Well the Grand Prix maintained its record of holding races in horrible regimes. The little island of Bahrain is just the most recent example, but there were the races in Apartheid South Africa and Fascist Spain of yesteryear. It was good to find updates in the mainstream, just a glimpse at the courageous pro-democracy movement: particularly the ongoing hunger strike by Abdulhadi al-Khawaja. The most recent protests and deaths at the hands of the police forces have received much more attention than they would have otherwise. The repression in Bahrain now has John Yates, once a candidate for the top job in the Met, to defend the House of Khalifa. Well, you've got to pay the mortgage somehow! On top of this, King Hamad has been invited to dine at the celebrations of the Queen's Jubilee. All of this comes over a year since the Saudi intervention in Bahrain was waged. The intervention embodied the West's anxiety at the prospect of democracy in the Middle East.
First it was Bahrain, then it was Libya. By then, Ben Ali and Mubarak had been swept away by the revolutionary contagion spreading rapidly from country to country. You can say it was oil in Libya, but you can't simply say that about Bahrain. The island isn't simply a major oil-producer unlike it's neighbours. There is a reason that the US Fifth Fleet is stationed in Bahrain, it is well situated to defend the status quo. In the West the fear was that the uprising would establish a Shi'ite dominated state in the Gulf. This would go far to undermine the Arab facade of US client-states which keep a friendly hand on the oil spigot. It could mean a new ally for Iran, not to mention give ideas to the Shi'ite dominated eastern province of Saudi Arabia. This is at a time when the Iraqi government is looking to avoid another war with Iran and instead wants stable relations. Meanwhile a civil war rages in Syria with the Ba'ath Party just about clinging to power, its talons bloody as ever.

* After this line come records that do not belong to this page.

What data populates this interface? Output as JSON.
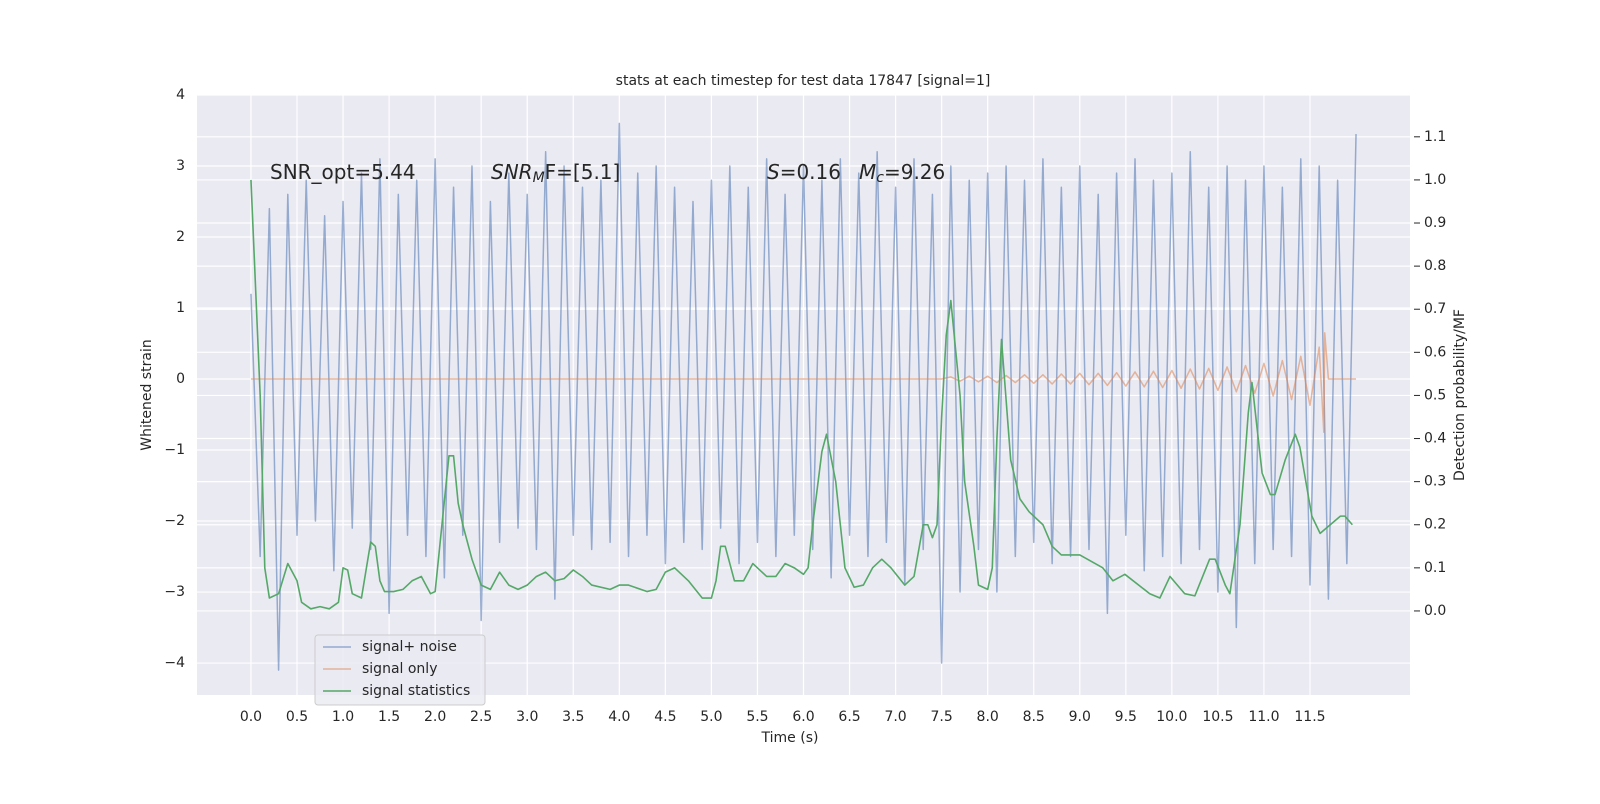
{
  "chart_data": {
    "type": "line",
    "title": "stats at each timestep for test data 17847 [signal=1]",
    "x_label": "Time (s)",
    "y_label": "Whitened strain",
    "y2_label": "Detection probability/MF",
    "xlim": [
      -0.586,
      12.586
    ],
    "ylim": [
      -4.45,
      4
    ],
    "y2lim": [
      -0.195,
      1.197
    ],
    "xticks": [
      {
        "value": 0,
        "label": "0.0"
      },
      0.5,
      {
        "value": 1,
        "label": "1.0"
      },
      1.5,
      {
        "value": 2,
        "label": "2.0"
      },
      2.5,
      {
        "value": 3,
        "label": "3.0"
      },
      3.5,
      {
        "value": 4,
        "label": "4.0"
      },
      4.5,
      {
        "value": 5,
        "label": "5.0"
      },
      5.5,
      {
        "value": 6,
        "label": "6.0"
      },
      6.5,
      {
        "value": 7,
        "label": "7.0"
      },
      7.5,
      {
        "value": 8,
        "label": "8.0"
      },
      8.5,
      {
        "value": 9,
        "label": "9.0"
      },
      9.5,
      {
        "value": 10,
        "label": "10.0"
      },
      10.5,
      {
        "value": 11,
        "label": "11.0"
      },
      11.5
    ],
    "yticks": [
      {
        "value": -4,
        "label": "−4"
      },
      {
        "value": -3,
        "label": "−3"
      },
      {
        "value": -2,
        "label": "−2"
      },
      {
        "value": -1,
        "label": "−1"
      },
      0,
      1,
      2,
      3,
      4
    ],
    "y2ticks": [
      {
        "value": 0,
        "label": "0.0"
      },
      0.1,
      0.2,
      0.3,
      0.4,
      0.5,
      0.6,
      0.7,
      0.8,
      0.9,
      {
        "value": 1,
        "label": "1.0"
      },
      1.1
    ],
    "grid": true,
    "legend": "lower left",
    "annotations": [
      {
        "rest": "SNR_opt=5.44"
      },
      {
        "base": "SNR",
        "sub": "M",
        "rest": "F=[5.1]"
      },
      {
        "base": "S",
        "rest": "=0.16"
      },
      {
        "base": "M",
        "sub": "c",
        "rest": "=9.26"
      }
    ],
    "series": [
      {
        "name": "signal+ noise",
        "color": "#4c72b0",
        "x": [
          0,
          0.1,
          0.2,
          0.3,
          0.4,
          0.5,
          0.6,
          0.7,
          0.8,
          0.9,
          1,
          1.1,
          1.2,
          1.3,
          1.4,
          1.5,
          1.6,
          1.7,
          1.8,
          1.9,
          2,
          2.1,
          2.2,
          2.3,
          2.4,
          2.5,
          2.6,
          2.7,
          2.8,
          2.9,
          3,
          3.1,
          3.2,
          3.3,
          3.4,
          3.5,
          3.6,
          3.7,
          3.8,
          3.9,
          4,
          4.1,
          4.2,
          4.3,
          4.4,
          4.5,
          4.6,
          4.7,
          4.8,
          4.9,
          5,
          5.1,
          5.2,
          5.3,
          5.4,
          5.5,
          5.6,
          5.7,
          5.8,
          5.9,
          6,
          6.1,
          6.2,
          6.3,
          6.4,
          6.5,
          6.6,
          6.7,
          6.8,
          6.9,
          7,
          7.1,
          7.2,
          7.3,
          7.4,
          7.5,
          7.6,
          7.7,
          7.8,
          7.9,
          8,
          8.1,
          8.2,
          8.3,
          8.4,
          8.5,
          8.6,
          8.7,
          8.8,
          8.9,
          9,
          9.1,
          9.2,
          9.3,
          9.4,
          9.5,
          9.6,
          9.7,
          9.8,
          9.9,
          10,
          10.1,
          10.2,
          10.3,
          10.4,
          10.5,
          10.6,
          10.7,
          10.8,
          10.9,
          11,
          11.1,
          11.2,
          11.3,
          11.4,
          11.5,
          11.6,
          11.7,
          11.8,
          11.9,
          12
        ],
        "values": [
          1.2,
          -2.5,
          2.4,
          -4.1,
          2.6,
          -2.2,
          2.8,
          -2.0,
          2.3,
          -2.7,
          2.5,
          -2.1,
          2.9,
          -2.4,
          3.1,
          -3.3,
          2.6,
          -2.2,
          2.8,
          -2.5,
          3.1,
          -2.8,
          2.7,
          -2.2,
          3.0,
          -3.4,
          2.5,
          -2.3,
          2.9,
          -2.1,
          2.6,
          -2.4,
          3.2,
          -3.1,
          3.0,
          -2.2,
          2.7,
          -2.4,
          2.8,
          -2.3,
          3.6,
          -2.5,
          2.9,
          -2.2,
          3.0,
          -2.6,
          2.7,
          -2.3,
          2.5,
          -2.4,
          2.8,
          -2.1,
          3.0,
          -2.6,
          2.7,
          -2.3,
          3.1,
          -2.5,
          2.6,
          -2.2,
          3.0,
          -2.4,
          2.8,
          -2.8,
          3.1,
          -2.2,
          2.9,
          -2.5,
          3.2,
          -2.3,
          2.7,
          -2.9,
          3.1,
          -2.4,
          2.6,
          -4.0,
          3.0,
          -3.0,
          2.8,
          -2.4,
          2.9,
          -3.0,
          3.0,
          -2.5,
          2.8,
          -2.3,
          3.1,
          -2.6,
          2.7,
          -2.5,
          3.0,
          -2.4,
          2.6,
          -3.3,
          2.9,
          -2.2,
          3.1,
          -2.7,
          2.8,
          -2.5,
          2.9,
          -2.6,
          3.2,
          -2.4,
          2.7,
          -3.0,
          3.0,
          -3.5,
          2.8,
          -2.6,
          3.0,
          -2.4,
          2.7,
          -2.5,
          3.1,
          -2.9,
          3.0,
          -3.1,
          2.8,
          -2.6,
          3.45
        ]
      },
      {
        "name": "signal only",
        "color": "#dd8452",
        "x": [
          0,
          7.5,
          7.6,
          7.7,
          7.8,
          7.9,
          8,
          8.1,
          8.2,
          8.3,
          8.4,
          8.5,
          8.6,
          8.7,
          8.8,
          8.9,
          9,
          9.1,
          9.2,
          9.3,
          9.4,
          9.5,
          9.6,
          9.7,
          9.8,
          9.9,
          10,
          10.1,
          10.2,
          10.3,
          10.4,
          10.5,
          10.6,
          10.7,
          10.8,
          10.9,
          11,
          11.1,
          11.2,
          11.3,
          11.4,
          11.5,
          11.6,
          11.65,
          11.66,
          11.7,
          12
        ],
        "values": [
          0,
          0,
          0.03,
          -0.03,
          0.04,
          -0.04,
          0.04,
          -0.05,
          0.05,
          -0.05,
          0.06,
          -0.06,
          0.06,
          -0.07,
          0.07,
          -0.07,
          0.08,
          -0.08,
          0.08,
          -0.09,
          0.09,
          -0.1,
          0.1,
          -0.11,
          0.11,
          -0.12,
          0.12,
          -0.13,
          0.14,
          -0.14,
          0.15,
          -0.16,
          0.17,
          -0.18,
          0.19,
          -0.2,
          0.22,
          -0.24,
          0.26,
          -0.29,
          0.32,
          -0.37,
          0.45,
          -0.75,
          0.65,
          0,
          0
        ]
      },
      {
        "name": "signal statistics",
        "color": "#55a868",
        "axis": "y2",
        "x": [
          0,
          0.1,
          0.15,
          0.2,
          0.3,
          0.4,
          0.5,
          0.55,
          0.65,
          0.75,
          0.85,
          0.95,
          1,
          1.05,
          1.1,
          1.2,
          1.3,
          1.35,
          1.4,
          1.45,
          1.55,
          1.65,
          1.75,
          1.85,
          1.95,
          2,
          2.05,
          2.15,
          2.2,
          2.25,
          2.3,
          2.4,
          2.5,
          2.6,
          2.7,
          2.8,
          2.9,
          3,
          3.1,
          3.2,
          3.3,
          3.4,
          3.5,
          3.6,
          3.7,
          3.9,
          4,
          4.1,
          4.3,
          4.4,
          4.5,
          4.6,
          4.75,
          4.9,
          5,
          5.05,
          5.1,
          5.15,
          5.25,
          5.35,
          5.45,
          5.6,
          5.7,
          5.8,
          5.9,
          6,
          6.05,
          6.1,
          6.2,
          6.25,
          6.35,
          6.45,
          6.55,
          6.65,
          6.75,
          6.85,
          6.95,
          7.1,
          7.2,
          7.3,
          7.35,
          7.4,
          7.45,
          7.5,
          7.55,
          7.6,
          7.7,
          7.75,
          7.85,
          7.9,
          8,
          8.05,
          8.1,
          8.15,
          8.25,
          8.35,
          8.45,
          8.6,
          8.7,
          8.8,
          9,
          9.25,
          9.36,
          9.49,
          9.76,
          9.87,
          9.98,
          10.14,
          10.25,
          10.41,
          10.47,
          10.58,
          10.63,
          10.74,
          10.83,
          10.87,
          10.98,
          11.07,
          11.12,
          11.23,
          11.34,
          11.39,
          11.52,
          11.61,
          11.72,
          11.83,
          11.88,
          11.96
        ],
        "values": [
          1.0,
          0.5,
          0.1,
          0.03,
          0.04,
          0.11,
          0.07,
          0.02,
          0.005,
          0.01,
          0.005,
          0.02,
          0.1,
          0.095,
          0.04,
          0.03,
          0.16,
          0.15,
          0.07,
          0.045,
          0.045,
          0.05,
          0.07,
          0.08,
          0.04,
          0.045,
          0.15,
          0.36,
          0.36,
          0.25,
          0.2,
          0.12,
          0.06,
          0.05,
          0.09,
          0.06,
          0.05,
          0.06,
          0.08,
          0.09,
          0.07,
          0.075,
          0.095,
          0.08,
          0.06,
          0.05,
          0.06,
          0.06,
          0.045,
          0.05,
          0.09,
          0.1,
          0.07,
          0.03,
          0.03,
          0.07,
          0.15,
          0.15,
          0.07,
          0.07,
          0.11,
          0.08,
          0.08,
          0.11,
          0.1,
          0.085,
          0.1,
          0.2,
          0.37,
          0.41,
          0.3,
          0.1,
          0.055,
          0.06,
          0.1,
          0.12,
          0.1,
          0.06,
          0.08,
          0.2,
          0.2,
          0.17,
          0.2,
          0.45,
          0.64,
          0.72,
          0.5,
          0.3,
          0.15,
          0.06,
          0.05,
          0.1,
          0.4,
          0.63,
          0.35,
          0.26,
          0.23,
          0.2,
          0.15,
          0.13,
          0.13,
          0.1,
          0.07,
          0.085,
          0.04,
          0.03,
          0.08,
          0.04,
          0.035,
          0.12,
          0.12,
          0.06,
          0.04,
          0.2,
          0.46,
          0.53,
          0.32,
          0.27,
          0.27,
          0.35,
          0.41,
          0.38,
          0.22,
          0.18,
          0.2,
          0.22,
          0.22,
          0.2
        ]
      }
    ]
  }
}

As with the violent repressions in Syria and Libya, the reason given in Bahrain was to defend the nation from 'foreign interference'. Similarly, in Egypt, Mubarak had anti-Semitic propaganda distributed as he called on Bibi Netanyahu to send the IDF into Tahrir Square. By then it was too late to save the tyrant, the military shunted Mubarak out of office hoping to buy-off the opposition. Meanwhile the Israeli political class watched with great unease as the US gave up on blocking elections in Egypt after it became impossible to save the dictator. And for good reason, Egypt has been a vital US proxy since Sadat dragged the country into a tacit alliance with Israel in the 1970s. By then Sadat had already imposed market reforms which destroyed the country's middle-class and opened the door to corruption. After the rebellions of 2011 suppressed, the serious question for the House of Khalifa is how to reformulate the old order.
Ironically, it was in eastern Arabia that a esoteric Ismaili sect set out to build a society based on reason and equality. By 899 the Qarmatians had established a utopian republic in what is now Bahrain. Its system of governance consisted of a council of six with a chief who was the first among equals. Out of a millenarian fervour the Qarmatians sacked Mecca in 930, stealing the Black Stone and dumping dead pilgrims in the Well of Zamzam. The Qarmatians may have first attempted to redirect the pilgrimage away from Mecca before holding it for ransom. Whatever the case, over 20 years later, the Black Stone was left shattered in the Great Mosque of Kufa in Iraq. The opportunity to seize control had come for the Qarmatians from the aftermath of the slave rebellion in Basra, which raged from 869 to 883 and had left Baghdad diminished in power. Hundreds of thousands of slaves participated as the rebels held that the most qualified man should reign - even if he is a black slave.
Even in recent history, Bahrain has seen uprisings and significant protest over the last 20 years for democracy with the state managing to fend-off each successive wave of opposition. Given that Bahrain is an important artery to the heart of capitalism in the Middle East, it may mean that the GCC itself has to been shaken up sufficiently to bring about democratic change. This would mean serious change in Saudi Arabia, Qatar, Oman, Kuwait and the UAE. Notice there has been no regime change and no reform in any of these states. The repression was swift to prevent any serious opposition from even appearing on the streets. This is where most of the power in the region is concentrated, the epicentre of capital accumulation from an unsustainable energy trade. The Arab Spring has shaken a rotten status quo in the region to its core, but has yet to fundamentally change the Middle East. This isn't to say that it has been a failure, far from it, it means that it has to go further.